埃斯特班突然想做些什么,他掏了掏口袋,却失望地发现什么也没有。
“抱歉,没有戒指。”
“无所谓,现在回去拿也来不及了。”
说的也是,现在回去来不及拿了。
唉,都是梦境了,为什么还要落下一个没有戒指的遗憾呢。
“皮埃尔,我可以吻你吗?”
为了弥补没有戒指的遗憾,埃斯特班问道。
“等你这句话很久了。”
于是他们在大雪之中交换了一个吻,一起走进了这无边的长夜。
……
好吧,并没有,在走进这无边长夜之前,埃斯特班突然退了回来。
“对不起,我果然还是想回去拿戒指。”
“为什么?”皮埃尔问道。
“因为我想起来了。”埃斯特班说道,“这一切都是假的,我们并没有这样的一生,我没有老去,我们戛然而止在2024年,最后写下了一个让我充满遗憾的结局。”
“是的。”皮埃尔点头,“所以才说这是奖励机制,奖励机制包括一些不可能实现的东西。”
“你也是假的。”埃斯特班摇了摇头,“你用爱杀死了我。你还在人间,所以我必须回去。”

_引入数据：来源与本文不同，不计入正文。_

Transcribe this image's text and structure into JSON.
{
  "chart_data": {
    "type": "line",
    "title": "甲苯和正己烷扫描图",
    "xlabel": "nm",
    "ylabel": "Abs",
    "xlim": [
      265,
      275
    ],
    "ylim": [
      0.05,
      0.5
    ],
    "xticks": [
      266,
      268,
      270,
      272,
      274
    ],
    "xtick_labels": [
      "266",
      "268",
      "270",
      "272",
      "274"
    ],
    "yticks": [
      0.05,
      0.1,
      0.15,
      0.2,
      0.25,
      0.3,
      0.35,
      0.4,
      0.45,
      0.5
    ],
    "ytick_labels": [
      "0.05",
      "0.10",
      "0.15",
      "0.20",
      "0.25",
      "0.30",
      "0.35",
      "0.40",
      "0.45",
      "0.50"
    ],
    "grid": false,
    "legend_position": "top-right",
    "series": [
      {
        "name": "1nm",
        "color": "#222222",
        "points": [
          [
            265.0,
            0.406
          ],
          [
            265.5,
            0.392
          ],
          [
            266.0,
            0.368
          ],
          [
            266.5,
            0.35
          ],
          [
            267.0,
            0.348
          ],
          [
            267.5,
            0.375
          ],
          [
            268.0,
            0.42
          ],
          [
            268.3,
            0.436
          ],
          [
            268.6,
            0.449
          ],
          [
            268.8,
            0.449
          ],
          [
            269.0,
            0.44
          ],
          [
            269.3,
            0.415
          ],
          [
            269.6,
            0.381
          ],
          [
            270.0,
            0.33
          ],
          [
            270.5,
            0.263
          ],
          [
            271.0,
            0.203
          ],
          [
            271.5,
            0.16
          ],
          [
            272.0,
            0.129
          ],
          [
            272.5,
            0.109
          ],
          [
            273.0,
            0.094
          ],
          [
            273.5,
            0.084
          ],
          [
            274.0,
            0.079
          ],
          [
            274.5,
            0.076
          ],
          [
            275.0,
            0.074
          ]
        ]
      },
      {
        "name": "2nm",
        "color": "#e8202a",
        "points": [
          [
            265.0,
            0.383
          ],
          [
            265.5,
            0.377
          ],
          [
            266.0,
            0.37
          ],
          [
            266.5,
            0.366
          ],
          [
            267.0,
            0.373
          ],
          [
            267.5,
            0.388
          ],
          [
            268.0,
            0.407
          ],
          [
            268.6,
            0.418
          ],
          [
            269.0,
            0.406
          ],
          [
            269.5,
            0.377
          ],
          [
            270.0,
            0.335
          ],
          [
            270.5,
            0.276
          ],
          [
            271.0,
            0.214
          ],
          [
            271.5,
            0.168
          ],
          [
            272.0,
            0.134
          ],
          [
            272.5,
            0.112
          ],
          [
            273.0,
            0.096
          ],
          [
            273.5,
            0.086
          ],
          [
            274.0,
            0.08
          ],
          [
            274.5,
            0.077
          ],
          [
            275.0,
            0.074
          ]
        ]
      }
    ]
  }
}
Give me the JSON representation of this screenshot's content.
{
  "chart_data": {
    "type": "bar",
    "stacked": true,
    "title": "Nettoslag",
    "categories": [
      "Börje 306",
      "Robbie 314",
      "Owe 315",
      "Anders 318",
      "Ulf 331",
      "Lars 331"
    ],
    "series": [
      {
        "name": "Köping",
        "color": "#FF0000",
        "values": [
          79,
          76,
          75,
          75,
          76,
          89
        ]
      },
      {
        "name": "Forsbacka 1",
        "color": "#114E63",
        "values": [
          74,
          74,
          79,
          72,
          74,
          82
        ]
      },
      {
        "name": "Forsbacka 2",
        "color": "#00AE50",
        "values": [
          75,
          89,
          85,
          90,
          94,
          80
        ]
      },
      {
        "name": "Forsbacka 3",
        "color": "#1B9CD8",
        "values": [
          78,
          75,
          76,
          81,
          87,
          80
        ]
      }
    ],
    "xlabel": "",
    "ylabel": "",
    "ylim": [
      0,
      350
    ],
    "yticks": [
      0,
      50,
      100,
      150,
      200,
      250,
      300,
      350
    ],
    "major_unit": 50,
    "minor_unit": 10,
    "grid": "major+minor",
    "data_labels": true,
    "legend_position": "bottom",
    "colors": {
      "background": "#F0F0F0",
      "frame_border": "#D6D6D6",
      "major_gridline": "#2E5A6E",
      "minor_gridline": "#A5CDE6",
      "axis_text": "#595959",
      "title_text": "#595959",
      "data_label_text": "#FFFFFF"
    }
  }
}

眼前的皮埃尔露出了无奈的笑容:“好吧,你说得对,所以祝你成功。”
“你不好奇我拿戒指是为了什么吗?”
“你在尽头的世界看到的是皮埃尔,已经说明全部了。”皮埃尔停在了大雪之中,指了指远方的地平线。埃斯特班看到了一丝光芒,那里也是雪停的地方,“往那里走,别回头,你做得到的。”
埃斯特班也笑了,他点了点头,他会奔赴新生,那里有着他不曾到过的明天和他的爱人,那里圣诞树上的星星会洒落金子。就这样回去吧,回到那个人间,再经历一次生老病死爱。
被留在雪夜的皮埃尔对着远去的埃斯特班告别,他知道埃斯特班是不会回来了。但是没关系,他也将马上不复存在。他会回到那个活着的、已经学会开着房车周游世界的皮埃尔身边,那个皮埃尔依旧在履行着童年时的诺言。他不会告诉他,有人带着戒指回来找你了——这些惊喜太早透露不好,他仿佛可以看到自己那时候复杂的表情,那一定是整个戏剧片场的小高潮。
而后续的故事,只有祝福。
埃斯特班的确没有回头,却在临行前用无比坚定的语气告诉他:
“我要轮回转世,我要健康长大,我要功成名就。我要重新找到你,然后重新和你相爱,度过我们不曾想过的一生,最后赐予你死亡。”
而皮埃尔在世界的尽头,也留下了属于自己的祝福:
“你要轮回转世,你要健康长大,你要功成名就。我会重新找到你,哪怕你忘记前尘,我依旧会让你和我相爱,度过幸福的一生。在你90岁的时候请赐予我死亡,然后我们会再次回到这里。这一次,我们会真正走向永恒。”